Il libro si concentra sulla storia di Cesira, una vedova, e della figlia Rosetta, che lottano per sopravvivere a Roma nel periodo della seconda guerra mondiale. Le due donne si trasferiscono in Ciociaria, terra natale di Cesira, quando i tedeschi si preparano ad entrare nella città eterna. Per molti mesi sopportano fame e freddo nell’attesa delle truppe alleate. Arrivano i liberatori che tali non sono, poiché si trasformano in spietati assassini e stupratori. Sulla strada le due donne sono fermate dai goumier marocchini che violentano in gruppo, come erano soliti fare, la giovane Rosetta. Questa terribile tragedia modificherà per sempre le loro vite.
Perché Alberto Moravia scrisse questo romanzo?
Dopo l’armistizio, con relativa fuga del Re e dei governanti italiani, Moravia si rifugiò insieme alla moglie a Fondi, villaggio montano di pastori provenienti da Vallecorsa. Durante la liberazione della Ciociaria dalle truppe naziste a Vallecorsa accadde un avvenimento, riportato da Don Alfredo Salulini, simile a quello narrato da Moravia nel romanzo: una ragazza di 16 anni fu tenuta prigioniera in un casolare di campagna a Vallecorsa e costretta a subire violenza carnale da un intero plotone di soldati marocchini. La ragazza morì dopo una settimana di incredibili e terrificanti violenze sessuali.
Tra dimenticanze e flebili ricordi si giunge al 25 novembre 2004. Il centro documentazione e studi cassinati organizzò un convegno dal titolo: La violenza tra passato e presente. Tra gli invitati il professore universitario Ahmid Benhraalate, presidente dell’associazione nazionale dei reduci marocchini. Un passaggio del suo intervento è significativo: “vorrei presentare le scuse alle vittime civili per le violenze che hanno subito da parte delle truppe marocchine. Naturalmente sono consapevole del fatto che le mie scuse hanno soltanto un valore simbolico e non possono risarcire le sofferenze delle persone, ma su questo lato oscuro, rimosso, c’è stato finora silenzio in Marocco, così come in altri paesi”.

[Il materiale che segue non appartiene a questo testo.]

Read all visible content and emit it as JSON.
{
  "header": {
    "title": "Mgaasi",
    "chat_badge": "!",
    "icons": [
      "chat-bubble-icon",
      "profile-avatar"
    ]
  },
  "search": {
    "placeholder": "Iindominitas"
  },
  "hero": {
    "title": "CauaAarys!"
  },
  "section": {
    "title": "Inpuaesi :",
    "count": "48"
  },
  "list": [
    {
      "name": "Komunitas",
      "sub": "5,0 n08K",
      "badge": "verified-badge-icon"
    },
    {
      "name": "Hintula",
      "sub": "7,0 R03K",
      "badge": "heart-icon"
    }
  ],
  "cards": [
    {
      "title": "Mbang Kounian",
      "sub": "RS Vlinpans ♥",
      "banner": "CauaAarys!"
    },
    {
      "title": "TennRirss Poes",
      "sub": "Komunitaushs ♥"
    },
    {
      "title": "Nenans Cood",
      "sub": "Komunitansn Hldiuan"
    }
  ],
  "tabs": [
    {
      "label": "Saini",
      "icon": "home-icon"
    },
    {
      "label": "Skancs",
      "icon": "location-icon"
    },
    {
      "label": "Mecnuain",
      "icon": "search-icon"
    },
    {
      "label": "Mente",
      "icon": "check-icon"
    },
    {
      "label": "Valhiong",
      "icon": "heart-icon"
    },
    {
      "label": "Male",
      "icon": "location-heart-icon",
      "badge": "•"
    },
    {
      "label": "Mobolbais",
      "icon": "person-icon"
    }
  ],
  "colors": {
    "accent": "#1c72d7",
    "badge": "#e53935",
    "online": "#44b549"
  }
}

Ogni paese esportatore di democrazia e libertà ha i suoi assassini e stupratori.
Che non se ne parli nel paese d’origine è consuetudine, ma che il paese violentato, stuprato, assassinato non alzi la testa per ricordare le proprie vittime, è atto da codardi.
Siamo un paese senza memoria, un popolo senza il coraggio di ricordare.